Indonésie : cachez ce short…

Les jeunes filles sont « encouragées » par la police à ne pas sortir en shorts. L’islamisation se renforce dans un pays qui compte près de 90% de musulmans.

Deux jeunes filles ont été réprimandées lorsqu’elles se sont présentées en shorts à l’entrée d’un stade pour y assister à un match de football. Les policières chargées du contrôle de sécurité leur ont demandé de se vêtir, la prochaine fois, de « tenues appropriées » afin « d’éviter la pornographie ». L’incident a été photographié et la police de Tangerang, municipalité limitrophe de Jakarta, a reconnu les faits.

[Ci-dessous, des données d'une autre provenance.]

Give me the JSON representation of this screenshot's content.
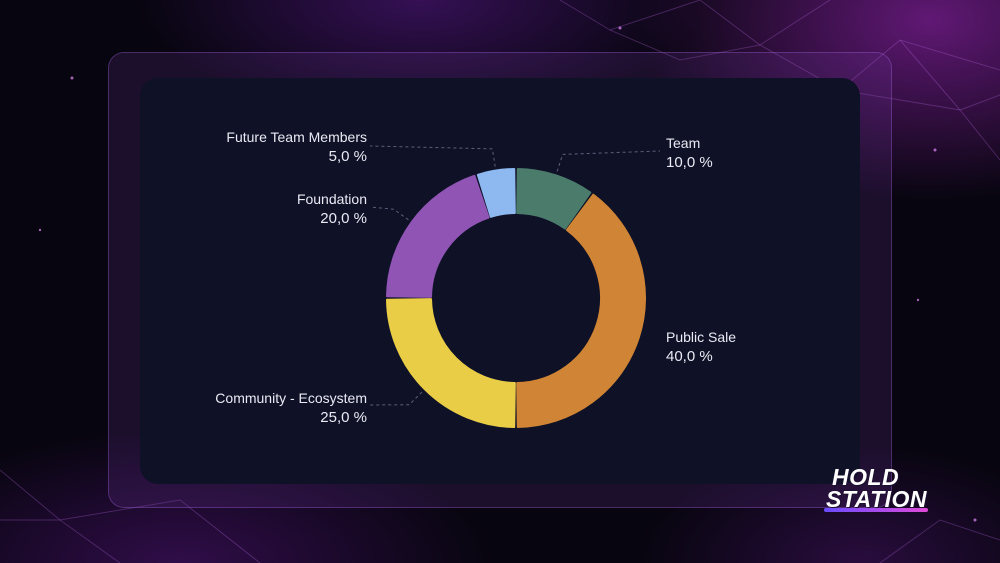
{
  "chart_data": {
    "type": "pie",
    "style": "donut",
    "series": [
      {
        "name": "Team",
        "value": 10.0,
        "label": "10,0 %",
        "color": "#4a7b6b"
      },
      {
        "name": "Public Sale",
        "value": 40.0,
        "label": "40,0 %",
        "color": "#cf8535"
      },
      {
        "name": "Community - Ecosystem",
        "value": 25.0,
        "label": "25,0 %",
        "color": "#e9cd46"
      },
      {
        "name": "Foundation",
        "value": 20.0,
        "label": "20,0 %",
        "color": "#8f54b4"
      },
      {
        "name": "Future Team Members",
        "value": 5.0,
        "label": "5,0 %",
        "color": "#8db9f0"
      }
    ],
    "start_angle_deg": 0,
    "direction": "clockwise",
    "legend": "none",
    "labels_outside": true
  },
  "logo": {
    "line1": "HOLD",
    "line2": "STATION"
  },
  "colors": {
    "card_background": "#0f1127",
    "page_background": "#07050f",
    "label_text": "#e9eaf3",
    "leader_line": "#5b5f7a"
  }
}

Selon le Jakarta Globe, le porte-parole de la police municipale a rapporté que les policières avaient été invitées « à suggérer et à encourager » les filles « à ne pas porter de shorts parce que nous voulons éviter des choses indésirables ». Il a ajouté : « l’âge ne rentre pas en ligne de compte, seuls des vêtements appropriés comptent », a-t-il estimé. Les associations de défense des droits de l’homme ont protesté, estimant que les forces de l’ordre devraient protéger les femmes au lieu de « blâmer les victimes ». « Si elles interdisent aux femmes de porter des shorts, elles leur interdiront bientôt d’assister à des matchs de football et, pourquoi pas, de sortir de chez elles », a déclaré l’un de leurs représentants.